My favorite part about this film was the actor who played Immanuel. His eyes were the center of attention with their color and lack of feeling. How he managed to play someone so misguided is beyond my understanding. He was perfect for the role and brought the film to a level that would not have been reached without him. However, he was not the only great Immanuel. The younger version also played his character with intense determination. Admittedly, I was scared for him as his father attacked and I felt sorry for the way that he followed in his father’s footsteps. It’s hard to say what the mother could have done differently to change her husband and son.
Most of the film occurred during an interrogation. It was nicely played with a good script, but I felt the two FBI agents should have been more stern with Immanuel. Instead of looking like they were tough and intimidating men, the scene appeared more like they were scolding their teenage son because he was late for curfew. Nonetheless, both agents had fine reactions and facial expressions. Their shining moment came when Immanuel started singing a hymn, causing them to exit the room in frustration. Fortunately, any faulty acting was well covered up by the camera angles and different cuts. They showed off the quick thinking skills of the director Joseph DeGolyer. The entire style of the interrogation scene was similar to what is seen on crime television, which I appreciated.

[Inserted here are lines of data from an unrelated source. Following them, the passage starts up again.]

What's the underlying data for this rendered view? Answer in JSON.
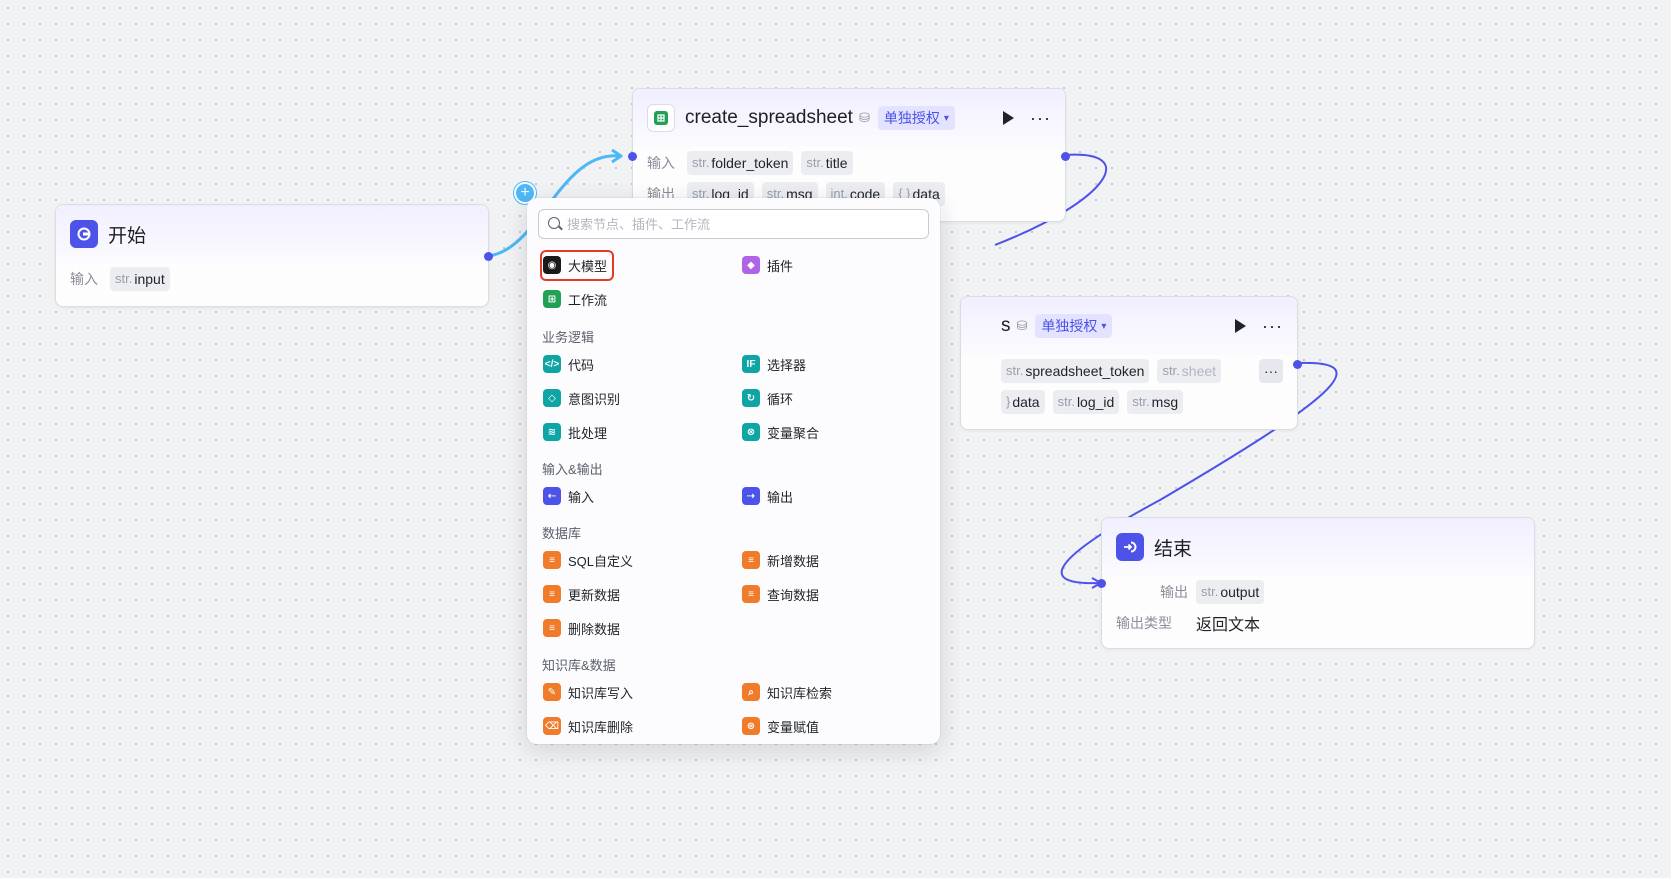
{
  "nodes": {
    "start": {
      "title": "开始",
      "input_label": "输入",
      "params": [
        {
          "type": "str.",
          "name": "input"
        }
      ]
    },
    "create_spreadsheet": {
      "title": "create_spreadsheet",
      "auth_label": "单独授权",
      "input_label": "输入",
      "output_label": "输出",
      "inputs": [
        {
          "type": "str.",
          "name": "folder_token"
        },
        {
          "type": "str.",
          "name": "title"
        }
      ],
      "outputs": [
        {
          "type": "str.",
          "name": "log_id"
        },
        {
          "type": "str.",
          "name": "msg"
        },
        {
          "type": "int.",
          "name": "code"
        },
        {
          "type": "{ }",
          "name": "data"
        }
      ]
    },
    "second": {
      "title_fragment": "s",
      "auth_label": "单独授权",
      "inputs": [
        {
          "type": "str.",
          "name": "spreadsheet_token"
        },
        {
          "type": "str.",
          "name": "sheet"
        }
      ],
      "outputs": [
        {
          "type": "}",
          "name": "data"
        },
        {
          "type": "str.",
          "name": "log_id"
        },
        {
          "type": "str.",
          "name": "msg"
        }
      ]
    },
    "end": {
      "title": "结束",
      "output_label": "输出",
      "output_type_label": "输出类型",
      "output_type_value": "返回文本",
      "params": [
        {
          "type": "str.",
          "name": "output"
        }
      ]
    }
  },
  "menu": {
    "search_placeholder": "搜索节点、插件、工作流",
    "top_items": [
      {
        "label": "大模型",
        "icon": "llm-icon",
        "highlighted": true
      },
      {
        "label": "插件",
        "icon": "plugin-icon"
      },
      {
        "label": "工作流",
        "icon": "workflow-icon"
      }
    ],
    "sections": [
      {
        "title": "业务逻辑",
        "items": [
          {
            "label": "代码",
            "icon": "code-icon"
          },
          {
            "label": "选择器",
            "icon": "condition-icon"
          },
          {
            "label": "意图识别",
            "icon": "intent-icon"
          },
          {
            "label": "循环",
            "icon": "loop-icon"
          },
          {
            "label": "批处理",
            "icon": "batch-icon"
          },
          {
            "label": "变量聚合",
            "icon": "variable-merge-icon"
          }
        ]
      },
      {
        "title": "输入&输出",
        "items": [
          {
            "label": "输入",
            "icon": "input-icon"
          },
          {
            "label": "输出",
            "icon": "output-icon"
          }
        ]
      },
      {
        "title": "数据库",
        "items": [
          {
            "label": "SQL自定义",
            "icon": "database-icon"
          },
          {
            "label": "新增数据",
            "icon": "database-add-icon"
          },
          {
            "label": "更新数据",
            "icon": "database-update-icon"
          },
          {
            "label": "查询数据",
            "icon": "database-query-icon"
          },
          {
            "label": "删除数据",
            "icon": "database-delete-icon"
          }
        ]
      },
      {
        "title": "知识库&数据",
        "items": [
          {
            "label": "知识库写入",
            "icon": "knowledge-write-icon"
          },
          {
            "label": "知识库检索",
            "icon": "knowledge-search-icon"
          },
          {
            "label": "知识库删除",
            "icon": "knowledge-delete-icon"
          },
          {
            "label": "变量赋值",
            "icon": "variable-assign-icon"
          }
        ]
      }
    ]
  },
  "colors": {
    "accent": "#4d53e8",
    "edge_active": "#4db8f8",
    "highlight": "#e23b2e"
  }
}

Another factor that added to the likeability of the film was the use of color for each time period. Evidently, the director took time to ensure each era was unique in all aspects including clothing, hairstyles, furniture, and camera shots. One of the best parts of the video was seeing the blessing being bestowed upon Immanuel as he was younger and in the jail cell. And lastly, the final shot of the scriptures with a picture of the prophet Joseph Smith’s vision leaves the audience with an ominous feeling. It’s one of those brilliant emotions that arrive when you have to take a minute to think about what you just watched.
The director and all who were involved with this movie should feel immensely proud. I would personally recommend it because of how professional it is and how well it fits with the other programs on television. It’s already an incredible story, but this portrayal allows you to see the character in a different light. If you didn’t previously have a knowledge of Elizabeth Smart, you will definitely want to research her after watching this. It may also cause you to be very protective of your children, but that’s probably a good thing.